Dose-dependent increases in circulating TGF-alpha and other EGFR ligands act as pharmacodynamic markers for optimal biological dosing of cetuximab and are tumor independent.

Purpose: The objective of this study was to characterize treatment-induced circulating ligand changes during therapy with epidermal growth factor receptor (EGFR) inhibitors and evaluate their potential as surrogate indicators of the optimal biological dose.
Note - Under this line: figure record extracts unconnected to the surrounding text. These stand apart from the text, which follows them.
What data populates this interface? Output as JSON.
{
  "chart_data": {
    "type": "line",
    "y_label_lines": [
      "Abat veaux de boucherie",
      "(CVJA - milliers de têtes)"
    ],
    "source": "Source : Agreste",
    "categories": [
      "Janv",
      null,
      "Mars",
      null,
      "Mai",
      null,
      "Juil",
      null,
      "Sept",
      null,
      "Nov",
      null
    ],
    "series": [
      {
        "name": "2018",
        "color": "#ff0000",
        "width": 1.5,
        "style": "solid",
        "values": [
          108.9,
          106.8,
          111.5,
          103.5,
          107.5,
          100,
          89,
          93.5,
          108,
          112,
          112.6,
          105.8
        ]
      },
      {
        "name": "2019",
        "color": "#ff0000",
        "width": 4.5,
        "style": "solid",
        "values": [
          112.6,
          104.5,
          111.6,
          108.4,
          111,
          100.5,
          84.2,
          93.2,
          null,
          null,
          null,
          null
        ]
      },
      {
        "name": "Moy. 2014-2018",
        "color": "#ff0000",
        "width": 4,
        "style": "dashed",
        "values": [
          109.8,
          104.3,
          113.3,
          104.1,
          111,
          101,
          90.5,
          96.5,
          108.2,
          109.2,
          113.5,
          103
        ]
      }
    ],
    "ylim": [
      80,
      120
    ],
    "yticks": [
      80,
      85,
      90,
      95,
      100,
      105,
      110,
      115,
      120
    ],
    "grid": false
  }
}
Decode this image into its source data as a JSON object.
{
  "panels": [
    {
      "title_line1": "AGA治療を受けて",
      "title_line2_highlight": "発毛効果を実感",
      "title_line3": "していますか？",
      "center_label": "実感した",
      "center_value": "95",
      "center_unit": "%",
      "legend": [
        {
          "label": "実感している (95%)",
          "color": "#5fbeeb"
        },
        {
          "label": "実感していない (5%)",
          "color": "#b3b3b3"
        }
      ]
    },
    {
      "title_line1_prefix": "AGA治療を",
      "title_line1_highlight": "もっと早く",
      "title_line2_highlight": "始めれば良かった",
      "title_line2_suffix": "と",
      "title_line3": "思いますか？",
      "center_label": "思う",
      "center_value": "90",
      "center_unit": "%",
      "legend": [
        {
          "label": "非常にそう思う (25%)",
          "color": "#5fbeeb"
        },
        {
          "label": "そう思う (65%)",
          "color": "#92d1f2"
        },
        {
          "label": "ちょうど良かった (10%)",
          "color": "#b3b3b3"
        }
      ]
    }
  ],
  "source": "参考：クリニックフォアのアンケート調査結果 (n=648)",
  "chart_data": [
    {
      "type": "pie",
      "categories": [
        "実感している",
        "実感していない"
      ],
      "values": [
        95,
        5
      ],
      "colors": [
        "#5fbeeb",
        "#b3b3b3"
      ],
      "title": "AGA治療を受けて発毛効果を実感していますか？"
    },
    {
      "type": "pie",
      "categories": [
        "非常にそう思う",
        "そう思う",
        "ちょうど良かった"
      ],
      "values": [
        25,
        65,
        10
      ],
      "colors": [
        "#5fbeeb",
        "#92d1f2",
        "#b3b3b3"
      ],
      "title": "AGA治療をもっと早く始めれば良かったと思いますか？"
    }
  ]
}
Experimental Design: Conditioned medium from human tumor cell lines, ascites fluid from tumor xenografts, and plasma samples from normal mice, as well as colorectal cancer patients, were assessed for ligand elevations using ELISA, following treatment with cetuximab (Erbitux), an anti-mouse EGFR neutralizing antibody, or a small-molecule EGFR tyrosine kinase inhibitor.

Results: A rapid elevation in human transforming growth factor alpha (TGF-alpha) was observed in all cell lines after treatment with cetuximab, but not with small-molecule inhibitors. The elevation showed a dose-response effect and plateau that corresponded to the maximal decrease in A431 proliferation in vitro and HT29 tumor growth in vivo. The TGF-alpha increase was exacerbated by ongoing ligand production and cleavage from the plasma membrane but did not involve transcriptional up-regulation of TGF-alpha or the matrix metalloproteinase tumor necrosis factor-alpha-converting enzyme/ADAM17. Elevations in plasma TGF-alpha, amphiregulin, and epiregulin were also detected in normal mice treated with an anti-mouse EGFR monoclonal antibody, illustrating a host tissue-dependent component of this effect in vivo. Finally, circulating TGF-alpha increased in the plasma of six patients with EGFR-negative colorectal tumors during cetuximab treatment.

Conclusions: Treatment-induced increases in circulating ligands, particularly TGF-alpha, should be serially assessed in clinical trials of anti-EGFR therapeutic antibodies as potential biomarkers to aid in determination of the optimal biological dose.